Zdjęcie: Pixabay
08-07-2024 09:50
Bardzo powoli przebiega desowietyzacja łotewskiej przestrzeni publicznej. Jak podały media państwowe, od początku pełnoskalowej inwazji rosyjskiej na Ukrainie, Łotwa zaczęła zmieniać nazwy ulic przypominające okupację sowiecką. Jednak z biegiem czasu, zmiany wyhamowały, w efekcie do tej chwili tylko około 20% takich ulic zostało przemianowanych.
Te dwadzieścia procent, to około 30 ze 140 nazw, które Centrum Pamięci Publicznej uznało jako gloryfikujące reżimy komunistyczne i totalitarne lub rusyfikację. Aby przyspieszyć ten proces, historycy dwukrotnie składali wniosek do Saeimy, ale nie zyskało to poparcia wśród partii.

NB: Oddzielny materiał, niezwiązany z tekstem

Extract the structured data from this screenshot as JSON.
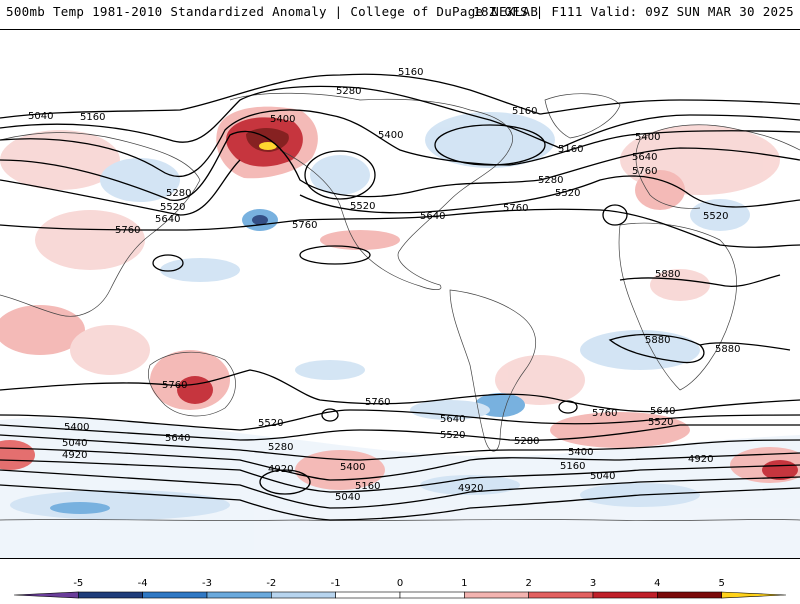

"W wielu miejscowościach nie odpowiadają na nasze wnioski o zmianę nazw lub mówią, że nie ma to znaczenia ani sensu. Znajdują też różne pseudoargumenty. Pytanie brzmi: dlaczego musimy zachować nazwy, które zostały ustanowione przez obce mocarstwo, które gloryfikują ludzi, którzy okupowali Łotwę?" - pyta Kārlis Kangeris, historyk i przewodniczący Centrum Pamięci Publicznej.
Powolność gminy w zmianie nazw ulic tłumaczy się innymi pilniejszymi pracami i oszczędnością pieniędzy. Jedyną łotewską gminą, która nie idzie na kompromis i zasadniczo nie zmienia nazw ulic, jest Dyneburg. Andrejs Elksniņš, bezpartyjny burmistrz tego miasta, potwierdza, że w mieście nie ma ulic, których nazwy należałoby zmienić, a jako przykłady podaje nazwy ulic Lermontowa czy Mendelejewa.
Historyk Kārlis Kangeris podkreśla, że nie kwestionuje spuścizny literackiej poetów i pisarzy ani wkładu naukowców, ale raczej ich działalność polityczną. I że nazwy ulic były kiedyś celowo poddawane rusyfikacji. "W ten sposób próbowano pokazać, że kultura pochodzi ze Wschodu. Powoli wpaja się ideę, że wszystko, co dobre, pochodzi ze Wschodu" - wyjaśnia historyk. Do tej pory projekt ustawy nie uzyskał poparcia, ale stowarzyszenie jest zdeterminowane, aby zarówno nadal docierać do gmin, jak i do Saeimy, aby ostatecznie pozbyć się sowieckiej spuścizny.